L’annonce d’un nouveau rebasing (nouveau calcul du Pib) a suscité une nouvelle passe d’armes entre pouvoir et opposition. Mais, qu’est-ce que le rebasing ? Quel impact sur les indicateurs macroéconomiques et la perception des investisseurs ? « Le Soleil » a recueilli l’avis des spécialistes.
Réagissant à la nouvelle dégradation de la notation souveraine du Sénégal par Standard & Poor’s, le ministère des Finances et du Budget avait annoncé, dans un communiqué diffusé le 14 juillet 2025, la publication, « dans les mois à venir », des résultats du rebasing (nouveau calcul) du Pib du pays. Par la voix de l’ancien ministre Pape Malick Ndour, l’opposition accuse le gouvernement de vouloir « améliorer artificiellement » le ratio dette/Pib à travers cet exercice.
« Essayer de faire passer l’idée selon laquelle les autorités actuelles cherchent à changer les bases de calcul du Pib pour soigner un déficit budgétaire relève de la suprême manipulation qui n’honore pas leurs auteurs », a réagi Abdou Karim Sock, directeur du Contrôle budgétaire au ministère des Finances et du Budget, rappelant que le processus a été entamé sous le régime Macky Sall, en avril 2023. « L’un des chantiers majeurs est le rebasing (le nouveau calcul) des comptes nationaux du Sénégal, avec comme année de référence 2023 au lieu de 2014, qui est jusqu’ici l’année de référence », expliquait l’ancien ministre de l’Économie, du Plan et de la Coopération Oulimata Sarr.
L’objectif, avait-elle précisé, est d’intégrer les revenus liés aux hydrocarbures et à d’autres secteurs. Cet exercice permettra, selon le gouvernement, de donner une image plus précise de la taille de l’économie sénégalaise en adoptant un périmètre aligné sur son niveau de développement économique. Selon l’Agence nationale de la Statistique et de la Démographie (Ansd), le rebasing vise une information économique plus précise en 2025.
Le projet de changement d’année de base des comptes nationaux du Sénégal (Rebasing) vise à fournir aux utilisateurs des informations économiques de qualité reflétant au mieux les structures actuelles de l’économie sénégalaise et le niveau des agrégats macroéconomiques. « Une décision technique » Ainsi, le rebasing permet de prendre en compte les activités de transport et de livraison ainsi que l’utilisation des services financiers qui se sont beaucoup développés, mais aussi celles des services de télécommunications qui se sont diversifiées.
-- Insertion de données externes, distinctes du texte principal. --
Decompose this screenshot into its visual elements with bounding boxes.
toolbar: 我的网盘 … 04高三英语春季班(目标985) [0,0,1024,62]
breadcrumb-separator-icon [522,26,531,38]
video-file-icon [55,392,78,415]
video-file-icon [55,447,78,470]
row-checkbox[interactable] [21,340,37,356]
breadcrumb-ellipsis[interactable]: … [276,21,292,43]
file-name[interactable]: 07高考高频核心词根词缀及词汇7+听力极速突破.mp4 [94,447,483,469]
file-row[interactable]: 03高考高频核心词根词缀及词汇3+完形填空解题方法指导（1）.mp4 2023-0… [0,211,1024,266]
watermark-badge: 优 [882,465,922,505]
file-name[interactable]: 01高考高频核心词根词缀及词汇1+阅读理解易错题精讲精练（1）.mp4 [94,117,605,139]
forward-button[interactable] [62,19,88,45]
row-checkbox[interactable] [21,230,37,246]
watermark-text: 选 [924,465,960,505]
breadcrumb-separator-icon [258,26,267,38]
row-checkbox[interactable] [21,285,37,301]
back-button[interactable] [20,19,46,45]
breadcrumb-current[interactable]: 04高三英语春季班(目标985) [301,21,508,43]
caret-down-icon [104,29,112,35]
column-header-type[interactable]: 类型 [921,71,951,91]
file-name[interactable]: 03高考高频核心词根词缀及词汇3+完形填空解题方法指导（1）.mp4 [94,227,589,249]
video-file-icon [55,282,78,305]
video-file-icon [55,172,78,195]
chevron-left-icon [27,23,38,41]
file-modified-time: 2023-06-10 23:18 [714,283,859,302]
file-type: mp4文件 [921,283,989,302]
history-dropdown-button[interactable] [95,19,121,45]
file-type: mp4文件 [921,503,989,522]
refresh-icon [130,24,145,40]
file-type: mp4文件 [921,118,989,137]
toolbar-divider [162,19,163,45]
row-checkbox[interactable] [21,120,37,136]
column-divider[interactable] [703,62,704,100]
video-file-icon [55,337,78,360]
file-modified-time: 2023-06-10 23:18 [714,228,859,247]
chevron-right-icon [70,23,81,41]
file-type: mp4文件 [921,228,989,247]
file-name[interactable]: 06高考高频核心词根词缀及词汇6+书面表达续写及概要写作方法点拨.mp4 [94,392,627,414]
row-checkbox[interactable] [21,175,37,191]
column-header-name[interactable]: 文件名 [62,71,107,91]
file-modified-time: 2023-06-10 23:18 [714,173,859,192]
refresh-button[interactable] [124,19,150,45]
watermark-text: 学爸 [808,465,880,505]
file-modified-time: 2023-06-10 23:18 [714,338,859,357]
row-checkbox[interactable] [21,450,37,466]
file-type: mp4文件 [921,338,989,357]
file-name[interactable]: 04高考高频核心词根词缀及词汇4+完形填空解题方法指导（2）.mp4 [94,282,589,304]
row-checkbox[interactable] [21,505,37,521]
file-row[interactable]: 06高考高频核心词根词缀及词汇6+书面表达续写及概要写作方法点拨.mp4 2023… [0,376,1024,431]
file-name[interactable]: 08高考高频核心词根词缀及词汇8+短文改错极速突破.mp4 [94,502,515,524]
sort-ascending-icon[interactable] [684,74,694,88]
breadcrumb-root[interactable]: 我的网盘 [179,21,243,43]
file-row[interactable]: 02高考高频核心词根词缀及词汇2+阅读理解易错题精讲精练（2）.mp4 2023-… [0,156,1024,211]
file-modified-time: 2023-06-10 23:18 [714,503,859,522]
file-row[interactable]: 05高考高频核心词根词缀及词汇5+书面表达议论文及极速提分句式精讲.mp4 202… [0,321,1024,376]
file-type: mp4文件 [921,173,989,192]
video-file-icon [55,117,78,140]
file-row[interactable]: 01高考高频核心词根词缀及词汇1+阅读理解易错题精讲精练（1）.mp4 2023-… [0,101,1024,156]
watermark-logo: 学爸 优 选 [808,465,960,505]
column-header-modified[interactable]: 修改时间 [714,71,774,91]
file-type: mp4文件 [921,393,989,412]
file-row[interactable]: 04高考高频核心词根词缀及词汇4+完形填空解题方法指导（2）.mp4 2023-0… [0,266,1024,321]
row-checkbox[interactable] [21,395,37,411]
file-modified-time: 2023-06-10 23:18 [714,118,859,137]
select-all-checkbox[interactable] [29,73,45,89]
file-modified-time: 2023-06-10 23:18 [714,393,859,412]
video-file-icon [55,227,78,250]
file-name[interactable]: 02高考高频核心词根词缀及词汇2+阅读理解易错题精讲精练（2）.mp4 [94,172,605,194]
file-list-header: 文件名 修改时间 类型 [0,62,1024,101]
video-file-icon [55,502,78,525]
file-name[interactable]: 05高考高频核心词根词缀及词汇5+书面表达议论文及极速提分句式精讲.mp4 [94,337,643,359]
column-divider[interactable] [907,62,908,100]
Ce travail va intégrer une enquête sur le secteur informel, l’orpaillage, l’extraction de sable et de sel, les marges de commerce et de transport, sans oublier une mise à jour du répertoire des entreprises formelles et une enquête sur les flux commerciaux transfrontaliers non enregistrés. Le rebasing permet également de prendre en compte les sources d’information récentes, telles que l’Enquête harmonisée (au sein de l’Uemoa) sur les Conditions de Vie des Ménages (Ehcvm), ainsi que d’autres paramètres techniques utilisés pour l’agriculture (taux de perte, taux de stockage, etc.), et l’élevage (taux de croissance, taux d’abattage, etc.). Bref, il s’agit d’avoir une évaluation plus exhaustive du Pib et d’indicateurs macroéconomiques plus précis.
De ce fait, le gouvernement pourra élaborer des politiques économiques plus éclairées et effectives, favorisant une allocation optimale des ressources et une croissance inclusive. Pour l’économiste Chérif Salif Sy, le nouveau calcul du Pib n’est pas une simple mise à jour statistique ni une opération magique qui fait « grossir » l’économie du jour au lendemain. Il s’agit, d’après lui, d’une démarche rigoureuse, étalée sur plusieurs années et visant à améliorer la qualité, la pertinence et la fiabilité des indicateurs économiques.
« Le rebasing n’est ni une manipulation ni une décision gouvernementale, mais une nécessité technique pour refléter avec précision une réalité économique en constante évolution. Il est donc impératif que les journalistes et les analystes économiques comprennent mieux les enjeux de cette opération », a-t-il expliqué. À ses yeux, le rebasing permet de mieux mesurer la croissance réelle, d’intégrer des secteurs autrefois invisibles (comme l’économie informelle) et de garantir la cohérence des données avec les normes internationales.